La produzione annua è di circa 1 mln di t di cui 38% assorbita da consumi interni; 45% destinata export; 15% trasformazioni in succhi; 2% perdite lungo la filiera. A livello internazionale l’Italia è il 4° paese produttore (dopo Cina, Cile e Perù – nel 2010 era leader). Per quanto riguarda l’export, si colloca al 6° posto dopo Cina, Cile, Usa, Paesi Bassi e Perù. Al registro nazionale delle varietà di vite del Mipaaf sono iscritte 182 varietà di uva da tavola. L’offerta italiana è ancora incentrata su “varietà storiche” con semi - Victoria, Michele Palieri, Italia e Red Globe, che rappresentano circa il 70% della produzione.
Ci sono 2 indicazioni geografiche protette per l’uva da tavola: l’Igp Uva di Puglia per le varietà Italia, Regina, Victoria, Michele Palieri e Red Globe; l’Igp Uva da tavola di Mazzarrone (Sicilia) per le varietà Italia, Victoria, Red Globe, Black Magic, Black Pearl e Michele Palieri. Da notare che nessuna delle due Igp annovera varietà di uve apirene, malgrado esse mostrino incrementi in superfici coltivate e produzioni che non riescono però a sostenere la domanda.

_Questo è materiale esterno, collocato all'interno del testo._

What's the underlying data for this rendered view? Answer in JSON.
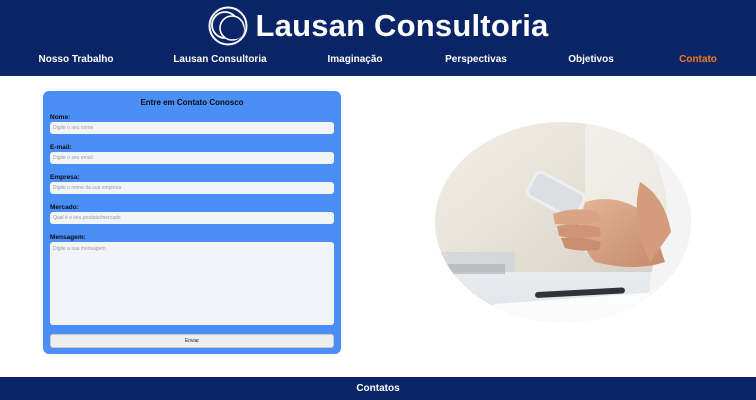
{
  "header": {
    "brand_title": "Lausan Consultoria",
    "logo_icon": "crescent-circles-logo",
    "background_color": "#0a2468"
  },
  "nav": {
    "items": [
      {
        "label": "Nosso Trabalho"
      },
      {
        "label": "Lausan Consultoria"
      },
      {
        "label": "Imaginação"
      },
      {
        "label": "Perspectivas"
      },
      {
        "label": "Objetivos"
      },
      {
        "label": "Contato"
      }
    ],
    "active_color": "#f07d1a"
  },
  "form": {
    "title": "Entre em Contato Conosco",
    "card_color": "#4a8ff7",
    "fields": [
      {
        "label": "Nome:",
        "placeholder": "Digite o seu nome"
      },
      {
        "label": "E-mail:",
        "placeholder": "Digite o seu email"
      },
      {
        "label": "Empresa:",
        "placeholder": "Digite o nome da sua empresa"
      },
      {
        "label": "Mercado:",
        "placeholder": "Qual é o seu produto/mercado"
      }
    ],
    "message": {
      "label": "Mensagem:",
      "placeholder": "Digite a sua mensagem"
    },
    "submit_label": "Enviar"
  },
  "image": {
    "subject": "hands-holding-smartphone-photo"
  },
  "footer": {
    "label": "Contatos"
  }
}
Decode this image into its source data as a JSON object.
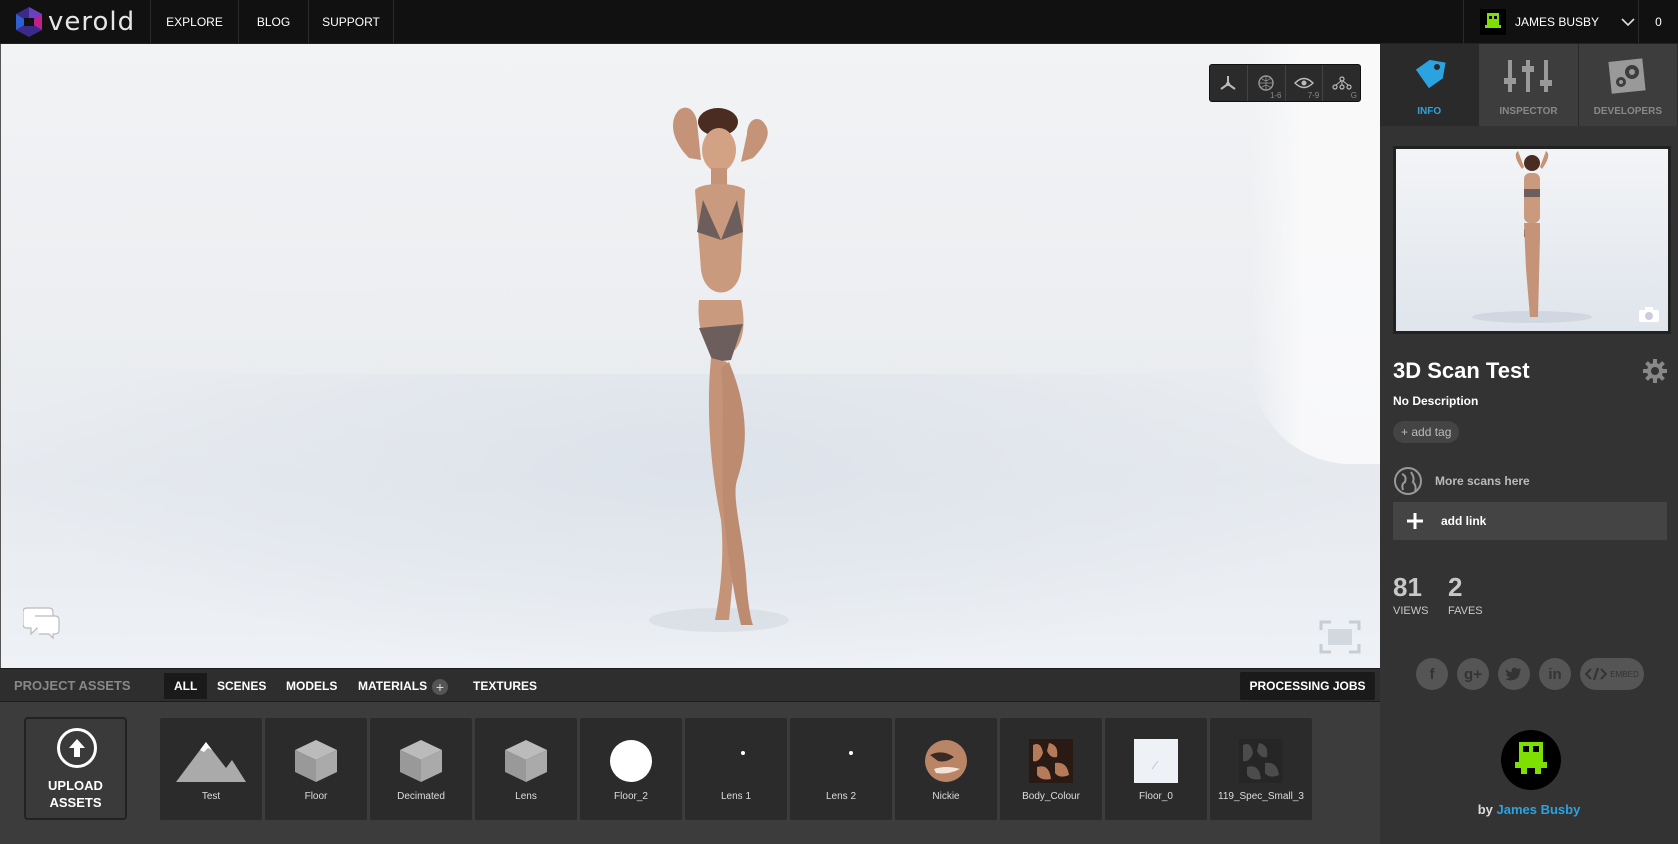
{
  "brand": {
    "name": "verold"
  },
  "nav": {
    "items": [
      "EXPLORE",
      "BLOG",
      "SUPPORT"
    ]
  },
  "user": {
    "name": "JAMES BUSBY",
    "notifications": "0"
  },
  "viewer": {
    "toolbar": [
      {
        "icon": "axes-icon",
        "key": ""
      },
      {
        "icon": "sphere-icon",
        "key": "1-6"
      },
      {
        "icon": "eye-icon",
        "key": "7-9"
      },
      {
        "icon": "graph-icon",
        "key": "G"
      }
    ]
  },
  "assets": {
    "title": "PROJECT ASSETS",
    "tabs": [
      "ALL",
      "SCENES",
      "MODELS",
      "MATERIALS",
      "TEXTURES"
    ],
    "active_tab": "ALL",
    "processing_jobs": "PROCESSING JOBS",
    "upload_label_1": "UPLOAD",
    "upload_label_2": "ASSETS",
    "items": [
      {
        "label": "Test",
        "icon": "mountain-icon"
      },
      {
        "label": "Floor",
        "icon": "cube-icon"
      },
      {
        "label": "Decimated",
        "icon": "cube-icon"
      },
      {
        "label": "Lens",
        "icon": "cube-icon"
      },
      {
        "label": "Floor_2",
        "icon": "white-sphere-icon"
      },
      {
        "label": "Lens 1",
        "icon": "dot-icon"
      },
      {
        "label": "Lens 2",
        "icon": "dot-icon"
      },
      {
        "label": "Nickie",
        "icon": "skin-sphere-icon"
      },
      {
        "label": "Body_Colour",
        "icon": "texture-thumb"
      },
      {
        "label": "Floor_0",
        "icon": "texture-thumb"
      },
      {
        "label": "119_Spec_Small_3",
        "icon": "texture-thumb"
      }
    ]
  },
  "panel": {
    "tabs": [
      "INFO",
      "INSPECTOR",
      "DEVELOPERS"
    ],
    "active_tab": "INFO",
    "title": "3D Scan Test",
    "description": "No Description",
    "add_tag": "+ add tag",
    "link": "More scans here",
    "add_link": "add link",
    "views_count": "81",
    "views_label": "VIEWS",
    "faves_count": "2",
    "faves_label": "FAVES",
    "embed_label": "EMBED",
    "by_prefix": "by",
    "author": "James Busby",
    "accent": "#2aa3e0"
  }
}
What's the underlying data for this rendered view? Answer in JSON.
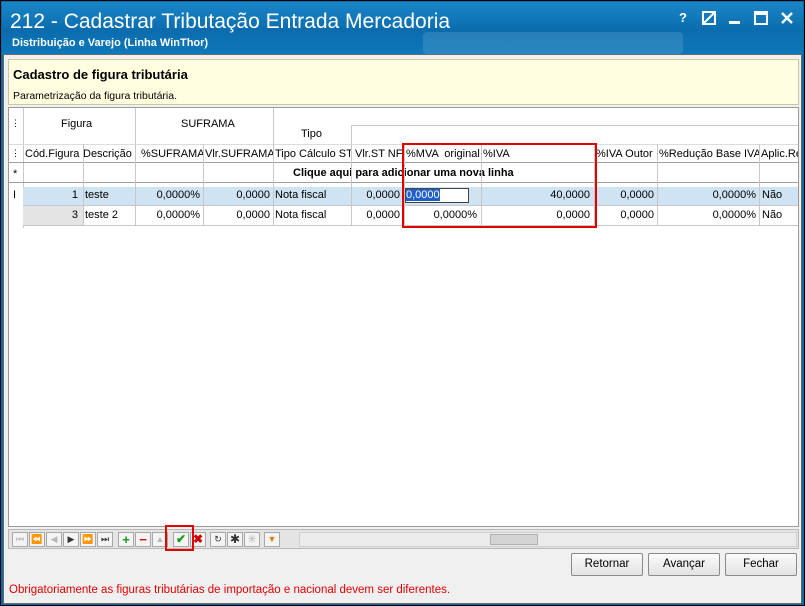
{
  "window": {
    "title": "212 - Cadastrar Tributação Entrada Mercadoria",
    "subtitle": "Distribuição e Varejo (Linha WinThor)",
    "help_label": "?",
    "accent": "#0b6cad"
  },
  "panel": {
    "title": "Cadastro de figura tributária",
    "subtitle": "Parametrização da figura tributária."
  },
  "grid": {
    "band_figura": "Figura",
    "band_suframa": "SUFRAMA",
    "band_tipo": "Tipo",
    "columns": [
      "Cód.Figura",
      "Descrição",
      "%SUFRAMA",
      "Vlr.SUFRAMA",
      "Tipo Cálculo ST",
      "Vlr.ST NF",
      "%MVA  original",
      "%IVA",
      "%IVA Outor",
      "%Redução Base IVA",
      "Aplic.Re"
    ],
    "new_row_text": "Clique aqui para adicionar uma nova linha",
    "row_indicator_new": "*",
    "row_indicator_edit": "I",
    "rows": [
      [
        "1",
        "teste",
        "0,0000%",
        "0,0000",
        "Nota fiscal",
        "0,0000",
        "0,0000",
        "40,0000",
        "0,0000",
        "0,0000%",
        "Não"
      ],
      [
        "3",
        "teste 2",
        "0,0000%",
        "0,0000",
        "Nota fiscal",
        "0,0000",
        "0,0000%",
        "0,0000",
        "0,0000",
        "0,0000%",
        "Não"
      ]
    ]
  },
  "buttons": {
    "retornar": "Retornar",
    "avancar": "Avançar",
    "fechar": "Fechar"
  },
  "warning": "Obrigatoriamente as figuras tributárias de importação e nacional devem ser diferentes.",
  "colors": {
    "highlight": "#e00000",
    "selection": "#cfe3f3"
  }
}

Le varietà apirene coltivate, con maggiore concentrazione in Puglia - Regal Seedless e Crimson Seedless (libere da privativa) e Superior Seedless ® - pur mantenendo una certa considerazione da parte del mercato, di certo non possono rappresentare l’innovazione varietale alla base del successo registrato e che va consolidandosi in altri distretti produttivi internazionali. È questo uno dei motivi per cui le esportazioni italiane sono sempre più minacciate dai paesi produttori emergenti che offrono varietà apirene innovative e richieste dai consumatori, che sono in grado di guadagnare quote sui principali mercati di sbocco grazie a un prodotto ben presentato.
La competitività del comparto è strettamente connessa all’innovazione varietale con uve apirene, riproponendo l’assioma valido per le altre specie frutticole: innovazione è sinonimo di nuove varietà. La Proprietà Intellettuale con le privative varietali costituisce lo strumento utile ad apprestare idonea tutela e a ricompensare gli investimenti compiuti dai breeder, oltre che a segmentare l’offerta del prodotto con maggior profitto per i produttori.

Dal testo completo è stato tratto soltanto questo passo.